Cineworld threatens to rip out seats if landlords reject rent cuts
The secretive hedge fund owners of Cineworld could seize control of film projectors and even theatre seating in an attempt to strong-arm UK landlords into accepting steep cuts to rent.
The cinema chain is awaiting a crunch High Court verdict this week on whether it can begin negotiations over a radical restructuring of its UK business.
A clutch of local councils are among cinema owners facing heavy losses on taxpayer investments if the chain can impose new terms on its landlords.
Cineworld, which operates across 128 sites in the UK and Ireland and employs 4,400 people, struck a deal with lenders last year to swap billions of pounds of debt for shares in the business. The names of the new shareholders have been closely guarded and are not even known by some advisers inside the deal.
Cineworld announced in July that six of its sites would close after failing to find a buyer. It now says it cannot afford to pay its rent and wants to restructure its leases. Failure to do so will render the UK business insolvent, the company claims.
Its US parent emerged from bankruptcy protection last year and has since “provided the group with liquidity and headroom in relation to its financial indebtedness”, court filings reveal.
“However, while it allowed the US group to terminate or amend non-viable leases in its portfolio, it did not address the UK group’s lease liabilities.”
Cineworld blamed the scriptwriters’ and actors’ strikes in 2023 for limiting new film releases, “resulting [in a] smaller attendance base at the UK group’s cinemas”. One of the few bright spots this year is the Marvel movie Deadpool & Wolverine, which has made £43.7 million at the UK and Irish box office so far, according to Screen Daily, the film news site
The company’s UK operations have become dependent on funding from the US to pay landlords, many of which own properties that are “over rented”, it said.
Under proposals to be put before a judge on Wednesday, six of Cineworld’s multiplexes would move to a “zero rent” agreement. A further ten would switch to turnover rents, receiving about 50p for every ticket sold. And rents at 33 other sites would be cut to “market levels” as deemed by Cineworld’s own advisers.
Landlords are complaining that the proposed terms are actually below market rates and would allow the company’s hedge fund owners to benefit from a surge in profitability as a host of new releases, such as Paddington in Peru and Captain America: Brave New World, come out in early 2025.
The restructuring is being proposed under a comparatively new arrangement in which at least three-quarters of just one class of creditors can agree to the deal and “cram down” other classes. Cineworld has split its creditors into more than 30 different classes.
The last resort for landlords would typically be to take back their properties instead of agreeing to a restructuring. But Cineworld has the right to remove fixtures and fittings — including projectors, audio systems and seating — before they do so, making it difficult for landlords to quickly install their own operators to run the cinemas on their behalf.

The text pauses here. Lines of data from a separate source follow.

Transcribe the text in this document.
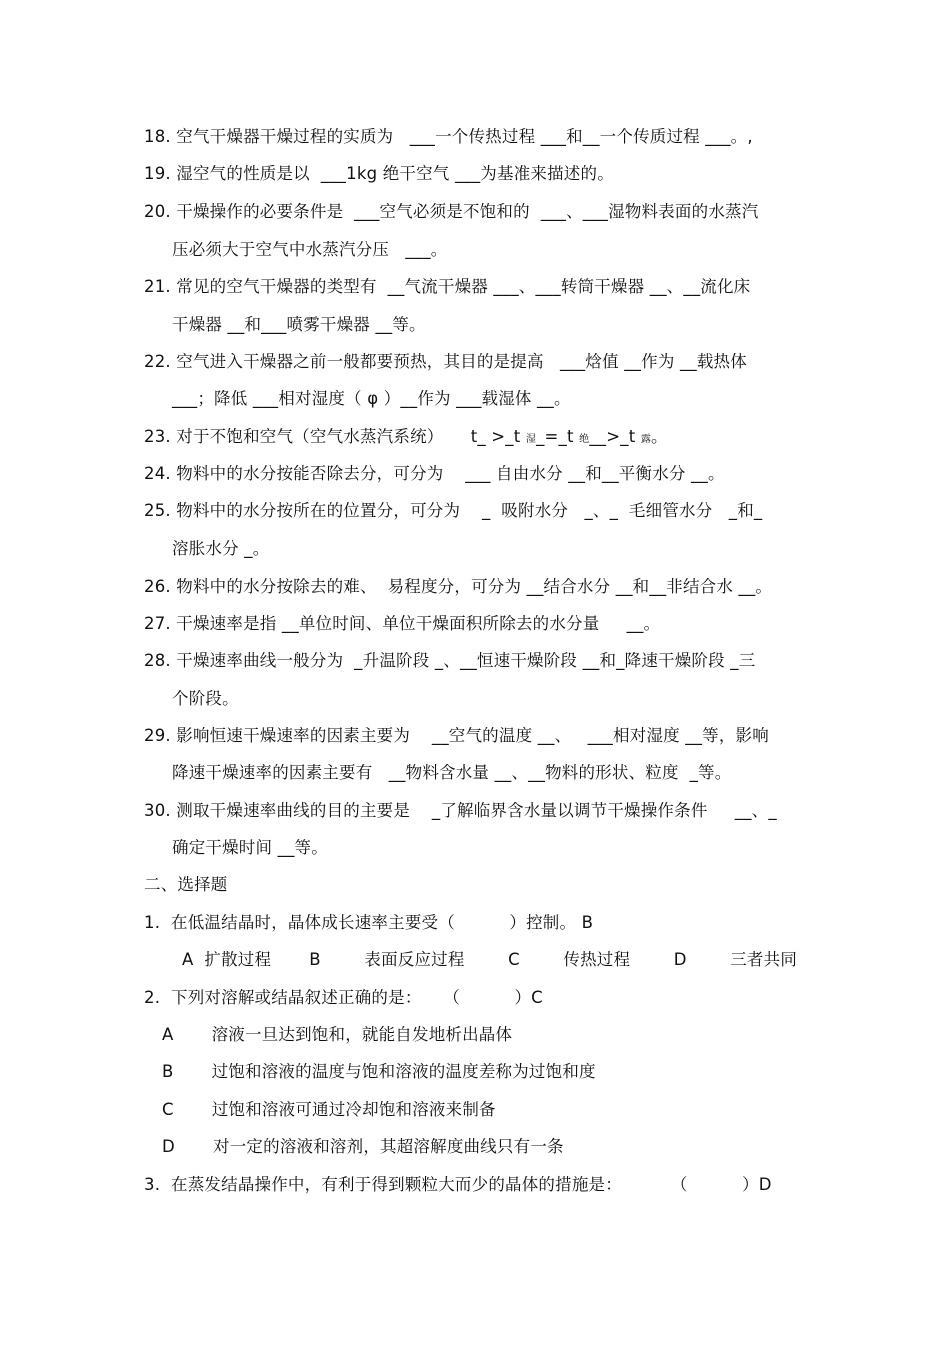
18. 空气干燥器干燥过程的实质为   ___一个传热过程 ___和__一个传质过程 ___。,
19. 湿空气的性质是以  ___1kg 绝干空气 ___为基准来描述的。
20. 干燥操作的必要条件是  ___空气必须是不饱和的  ___、___湿物料表面的水蒸汽
压必须大于空气中水蒸汽分压   ___。
21. 常见的空气干燥器的类型有  __气流干燥器 ___、___转筒干燥器 __、__流化床
干燥器 __和___喷雾干燥器 __等。
22. 空气进入干燥器之前一般都要预热，其目的是提高   ___焓值 __作为 __载热体
___；降低 ___相对湿度（ φ ）__作为 ___载湿体 __。
23. 对于不饱和空气（空气水蒸汽系统）     t_ >_t 湿_=_t 绝__>_t 露。
24. 物料中的水分按能否除去分，可分为    ___ 自由水分 __和__平衡水分 __。
25. 物料中的水分按所在的位置分，可分为    _  吸附水分   _、_  毛细管水分   _和_
溶胀水分 _。
26. 物料中的水分按除去的难、  易程度分，可分为 __结合水分 __和__非结合水 __。
27. 干燥速率是指 __单位时间、单位干燥面积所除去的水分量     __。
28. 干燥速率曲线一般分为  _升温阶段 _、__恒速干燥阶段 __和_降速干燥阶段 _三
个阶段。
29. 影响恒速干燥速率的因素主要为    __空气的温度 __、   ___相对湿度 __等，影响
降速干燥速率的因素主要有   __物料含水量 __、__物料的形状、粒度  _等。
30. 测取干燥速率曲线的目的主要是    _了解临界含水量以调节干燥操作条件     __、_
确定干燥时间 __等。
二、选择题
1.  在低温结晶时，晶体成长速率主要受（          ）控制。 B
A  扩散过程       B        表面反应过程        C        传热过程        D        三者共同
2.  下列对溶解或结晶叙述正确的是：    （          ）C
A       溶液一旦达到饱和，就能自发地析出晶体
B       过饱和溶液的温度与饱和溶液的温度差称为过饱和度
C       过饱和溶液可通过冷却饱和溶液来制备
D       对一定的溶液和溶剂，其超溶解度曲线只有一条
3.  在蒸发结晶操作中，有利于得到颗粒大而少的晶体的措施是：         （          ）D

A spokeswoman for Cineworld said: “In the event that a landlord chooses to take their property back, Cineworld will, of course, remove its own furniture, fittings and equipment.”

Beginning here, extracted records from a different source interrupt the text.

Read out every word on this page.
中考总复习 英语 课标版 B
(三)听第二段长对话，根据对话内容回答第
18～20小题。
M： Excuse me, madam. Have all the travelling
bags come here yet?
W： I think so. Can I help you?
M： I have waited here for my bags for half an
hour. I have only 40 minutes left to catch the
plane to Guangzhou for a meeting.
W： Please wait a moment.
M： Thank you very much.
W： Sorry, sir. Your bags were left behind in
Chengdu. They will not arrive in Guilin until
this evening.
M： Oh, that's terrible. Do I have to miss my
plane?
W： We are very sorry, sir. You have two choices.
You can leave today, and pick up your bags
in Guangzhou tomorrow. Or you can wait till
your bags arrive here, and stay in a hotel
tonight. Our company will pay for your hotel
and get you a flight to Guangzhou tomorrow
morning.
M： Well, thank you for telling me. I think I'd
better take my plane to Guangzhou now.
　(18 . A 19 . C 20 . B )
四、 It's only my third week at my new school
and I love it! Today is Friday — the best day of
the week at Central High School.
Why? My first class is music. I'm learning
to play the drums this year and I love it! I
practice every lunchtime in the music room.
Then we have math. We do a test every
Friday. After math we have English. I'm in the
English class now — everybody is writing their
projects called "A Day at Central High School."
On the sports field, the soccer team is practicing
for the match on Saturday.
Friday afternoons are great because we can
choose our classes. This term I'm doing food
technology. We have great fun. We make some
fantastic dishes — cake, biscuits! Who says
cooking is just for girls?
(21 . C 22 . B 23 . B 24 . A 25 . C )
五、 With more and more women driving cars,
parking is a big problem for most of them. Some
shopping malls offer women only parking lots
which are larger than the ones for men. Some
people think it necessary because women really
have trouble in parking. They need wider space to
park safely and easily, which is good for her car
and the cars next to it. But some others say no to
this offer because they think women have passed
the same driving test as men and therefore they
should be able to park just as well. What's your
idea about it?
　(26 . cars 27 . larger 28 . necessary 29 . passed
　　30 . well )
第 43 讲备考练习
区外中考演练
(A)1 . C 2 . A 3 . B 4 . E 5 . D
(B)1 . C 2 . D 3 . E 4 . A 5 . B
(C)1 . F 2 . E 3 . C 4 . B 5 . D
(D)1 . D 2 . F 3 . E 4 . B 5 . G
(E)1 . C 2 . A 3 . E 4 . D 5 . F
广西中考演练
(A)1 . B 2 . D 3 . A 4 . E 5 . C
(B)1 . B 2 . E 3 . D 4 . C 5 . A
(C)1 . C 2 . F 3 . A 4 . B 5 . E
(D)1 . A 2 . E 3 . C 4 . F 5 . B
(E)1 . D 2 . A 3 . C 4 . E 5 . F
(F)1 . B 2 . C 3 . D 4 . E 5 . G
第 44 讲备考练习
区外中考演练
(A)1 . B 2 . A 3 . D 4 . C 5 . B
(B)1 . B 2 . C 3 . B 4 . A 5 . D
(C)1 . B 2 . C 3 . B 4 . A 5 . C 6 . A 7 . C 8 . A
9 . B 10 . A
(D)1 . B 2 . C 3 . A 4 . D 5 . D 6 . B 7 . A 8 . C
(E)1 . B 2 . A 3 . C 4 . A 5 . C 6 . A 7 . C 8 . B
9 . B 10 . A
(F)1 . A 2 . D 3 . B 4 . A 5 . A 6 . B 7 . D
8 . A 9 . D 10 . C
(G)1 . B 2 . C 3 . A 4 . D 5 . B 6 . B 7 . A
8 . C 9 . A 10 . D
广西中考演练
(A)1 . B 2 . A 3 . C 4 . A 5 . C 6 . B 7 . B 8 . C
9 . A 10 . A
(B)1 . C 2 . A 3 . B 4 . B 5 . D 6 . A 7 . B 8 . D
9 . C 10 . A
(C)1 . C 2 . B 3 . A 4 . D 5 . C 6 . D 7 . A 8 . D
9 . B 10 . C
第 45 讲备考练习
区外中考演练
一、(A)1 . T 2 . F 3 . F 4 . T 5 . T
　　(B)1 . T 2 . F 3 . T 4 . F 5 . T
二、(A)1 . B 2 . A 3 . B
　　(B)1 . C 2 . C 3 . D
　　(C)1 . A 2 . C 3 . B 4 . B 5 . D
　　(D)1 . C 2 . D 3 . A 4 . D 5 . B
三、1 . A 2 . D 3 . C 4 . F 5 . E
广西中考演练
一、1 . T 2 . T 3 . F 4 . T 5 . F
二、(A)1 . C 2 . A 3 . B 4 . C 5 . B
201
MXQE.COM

Many of the landlords are traditional property investors such as Land Securities and British Land, but several sites have been built with taxpayers’ money to deliver a return on investment for local authorities.
Among those council landlords set to have their rent cut under Cineworld’s restructuring proposals are Barnsley, South Oxfordshire, Monmouthshire, Huntingdonshire, Wakefield, Warrington, Derbyshire, West Suffolk, and Hinckley & Bosworth in Leicestershire.
The legal hearing this week is the first step in the restructuring process. Talks with each group of landlords will follow before a creditor vote in September.
Cineworld has pledged to invest £35 million in the business if landlords agree to the rent cuts, though sources close to the landlords pointed out that this would be only after property owners had forfeited tens of millions of pounds as a result of the restructuring.